I’ve written about the Roadmap Week and the Roadmap Pack that comes with it. Now it’s time to go deeper into Roadmap Day.
But before we go into the Day, here’s what you should know:
1. It’s critically important to both compile a good Roadmap Pack as well as run solid Roadmap Sessions during the week. This is what equips teams to understand the Opportunity space and design a performant Solution space.
2. During the previous days (even weeks), each squad should’ve saved time for thinking, discussing and going through their learnings over the past quarter. If this wasn’t done, Roadmap Day won’t be as effective.
Now onto Roadmap Day👇
Generally the day starts with a Kickoff that sets the agenda and delivers a Key Message. The message should be around company focus. Maybe it’s growth. Maybe it’s profitability. Maybe it’s innovating. Maybe it’s consolidation. You generally have an underlying message that narrates the OKRs. This aligns all squad mindsets.
Then the first hour is focused on Data, Metrics and Squad KPIs. The questions I ask are “Are you tracking the right metrics? What visualizations are you missing? What did you learn from your metric progress?”. This refreshes people’s focus on moving numbers and guarantees we always go into quarter with data.
The rest of the morning is focused on Opportunity space.
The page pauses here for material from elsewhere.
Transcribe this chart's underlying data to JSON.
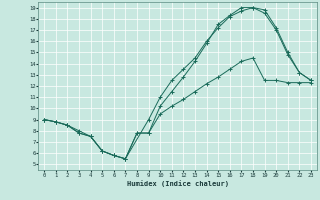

Using a Tree approach (generally Teresa Torres OST serves as the backdrop) the team lines up the opportunities linked to their main goals. These should be connected to insights from the Roadmap Pack.
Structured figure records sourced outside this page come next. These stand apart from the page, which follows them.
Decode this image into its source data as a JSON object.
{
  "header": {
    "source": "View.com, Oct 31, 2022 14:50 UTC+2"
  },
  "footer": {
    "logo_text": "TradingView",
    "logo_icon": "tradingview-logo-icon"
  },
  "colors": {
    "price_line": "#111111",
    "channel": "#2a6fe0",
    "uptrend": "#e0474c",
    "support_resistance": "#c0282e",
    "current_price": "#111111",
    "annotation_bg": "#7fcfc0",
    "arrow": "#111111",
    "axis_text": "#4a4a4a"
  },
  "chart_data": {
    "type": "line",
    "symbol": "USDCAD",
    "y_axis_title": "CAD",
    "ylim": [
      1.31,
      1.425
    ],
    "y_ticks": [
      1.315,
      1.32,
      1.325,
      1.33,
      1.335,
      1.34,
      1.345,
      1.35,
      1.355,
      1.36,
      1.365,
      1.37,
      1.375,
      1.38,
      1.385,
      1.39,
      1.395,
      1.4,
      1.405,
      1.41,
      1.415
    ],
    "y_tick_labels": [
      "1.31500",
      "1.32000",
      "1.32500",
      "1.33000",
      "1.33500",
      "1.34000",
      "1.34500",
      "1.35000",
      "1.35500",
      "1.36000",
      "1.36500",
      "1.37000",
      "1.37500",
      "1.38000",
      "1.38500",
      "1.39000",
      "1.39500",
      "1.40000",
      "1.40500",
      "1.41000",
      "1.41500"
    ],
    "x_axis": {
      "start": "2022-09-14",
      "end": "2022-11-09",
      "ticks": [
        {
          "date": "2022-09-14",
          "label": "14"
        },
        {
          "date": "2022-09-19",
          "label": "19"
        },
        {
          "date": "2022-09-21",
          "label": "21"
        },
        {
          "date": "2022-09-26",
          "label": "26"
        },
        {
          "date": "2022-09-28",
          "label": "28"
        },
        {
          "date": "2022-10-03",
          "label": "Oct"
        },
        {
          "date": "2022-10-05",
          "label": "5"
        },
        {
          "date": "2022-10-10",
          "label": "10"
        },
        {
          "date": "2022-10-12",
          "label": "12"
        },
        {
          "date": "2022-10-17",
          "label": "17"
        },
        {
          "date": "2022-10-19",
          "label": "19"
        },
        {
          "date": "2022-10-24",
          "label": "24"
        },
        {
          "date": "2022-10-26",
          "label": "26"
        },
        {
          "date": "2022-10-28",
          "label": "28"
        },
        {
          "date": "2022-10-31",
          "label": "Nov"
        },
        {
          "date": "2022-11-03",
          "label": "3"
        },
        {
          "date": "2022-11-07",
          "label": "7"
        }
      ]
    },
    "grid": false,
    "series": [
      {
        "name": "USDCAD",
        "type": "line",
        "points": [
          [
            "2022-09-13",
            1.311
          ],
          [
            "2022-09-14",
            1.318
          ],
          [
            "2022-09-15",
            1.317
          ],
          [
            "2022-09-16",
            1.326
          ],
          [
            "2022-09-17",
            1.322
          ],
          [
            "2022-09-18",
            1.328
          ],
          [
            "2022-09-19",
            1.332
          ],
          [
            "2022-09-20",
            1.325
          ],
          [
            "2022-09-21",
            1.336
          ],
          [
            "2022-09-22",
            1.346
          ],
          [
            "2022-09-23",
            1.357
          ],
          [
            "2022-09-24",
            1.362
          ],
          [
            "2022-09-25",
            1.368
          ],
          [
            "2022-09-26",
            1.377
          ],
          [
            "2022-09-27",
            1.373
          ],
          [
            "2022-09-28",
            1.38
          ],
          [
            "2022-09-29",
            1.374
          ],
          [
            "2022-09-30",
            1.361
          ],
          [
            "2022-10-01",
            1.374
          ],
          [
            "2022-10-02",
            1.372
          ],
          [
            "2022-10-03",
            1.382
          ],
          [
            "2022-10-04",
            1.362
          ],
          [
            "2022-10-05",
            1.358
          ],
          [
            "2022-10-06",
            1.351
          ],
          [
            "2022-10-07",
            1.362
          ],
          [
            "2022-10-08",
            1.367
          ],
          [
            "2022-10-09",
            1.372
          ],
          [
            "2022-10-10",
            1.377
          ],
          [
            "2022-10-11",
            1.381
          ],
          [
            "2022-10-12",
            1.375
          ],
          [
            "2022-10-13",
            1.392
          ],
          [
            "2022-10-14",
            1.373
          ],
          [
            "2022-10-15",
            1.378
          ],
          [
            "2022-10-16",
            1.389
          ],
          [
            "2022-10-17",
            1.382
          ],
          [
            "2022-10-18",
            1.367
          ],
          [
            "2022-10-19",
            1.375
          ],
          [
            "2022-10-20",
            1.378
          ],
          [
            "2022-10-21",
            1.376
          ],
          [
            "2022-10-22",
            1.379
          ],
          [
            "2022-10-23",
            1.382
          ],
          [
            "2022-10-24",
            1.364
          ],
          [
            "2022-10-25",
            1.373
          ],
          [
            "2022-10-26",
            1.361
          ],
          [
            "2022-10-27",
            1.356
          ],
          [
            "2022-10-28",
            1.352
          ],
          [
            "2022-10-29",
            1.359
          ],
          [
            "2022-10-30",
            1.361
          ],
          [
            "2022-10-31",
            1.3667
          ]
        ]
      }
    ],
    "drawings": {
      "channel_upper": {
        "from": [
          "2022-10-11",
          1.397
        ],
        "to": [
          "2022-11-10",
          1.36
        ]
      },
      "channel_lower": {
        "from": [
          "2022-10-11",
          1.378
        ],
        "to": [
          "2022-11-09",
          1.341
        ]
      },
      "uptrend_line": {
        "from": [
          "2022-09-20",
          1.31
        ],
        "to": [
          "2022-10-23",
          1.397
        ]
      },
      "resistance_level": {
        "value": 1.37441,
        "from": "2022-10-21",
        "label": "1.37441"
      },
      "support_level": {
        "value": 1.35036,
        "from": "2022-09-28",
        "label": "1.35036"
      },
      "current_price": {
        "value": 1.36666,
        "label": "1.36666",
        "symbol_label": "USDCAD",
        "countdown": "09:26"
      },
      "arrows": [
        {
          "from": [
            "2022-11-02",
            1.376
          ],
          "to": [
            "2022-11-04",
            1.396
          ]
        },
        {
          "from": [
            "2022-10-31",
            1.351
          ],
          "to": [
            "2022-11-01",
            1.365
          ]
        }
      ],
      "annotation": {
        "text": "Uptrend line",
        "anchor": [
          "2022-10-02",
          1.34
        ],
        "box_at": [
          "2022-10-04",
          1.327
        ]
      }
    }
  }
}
In the afternoon each team jumps into Solution space. The goal is to create tree branches of hypothesis to seize identified opportunities. We aim to go wider (more ideas) rather then deeper (defined scopes).
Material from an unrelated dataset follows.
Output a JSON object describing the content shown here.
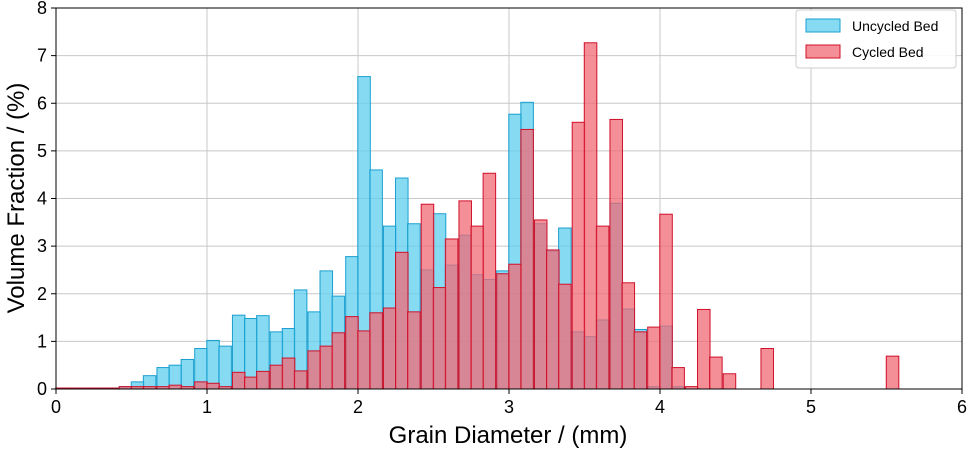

During Opportunity and Solution design, we also encourage teams to add Tech Debt and Carry Overs since these will impact capacity.
The final part of the day are Tree Presentations (making the work transparent pushes teams to do their best) and Mix & Match (where people from different squads dive into other roadmaps and offer suggestions).
By the end you should have a solid tree with opportunities, solutions and a basis to create initiatives (epics). These aren’t the scopes for the quarter (you still need to run epic discovery). Of course, the next step is a follow up with relevant stakeholders, alignment of priorities with Product Leaders and assessing your team capacities.
PS: thanks Tim Gregory for inspiring me to go deeper into the outcome of Roadmap week.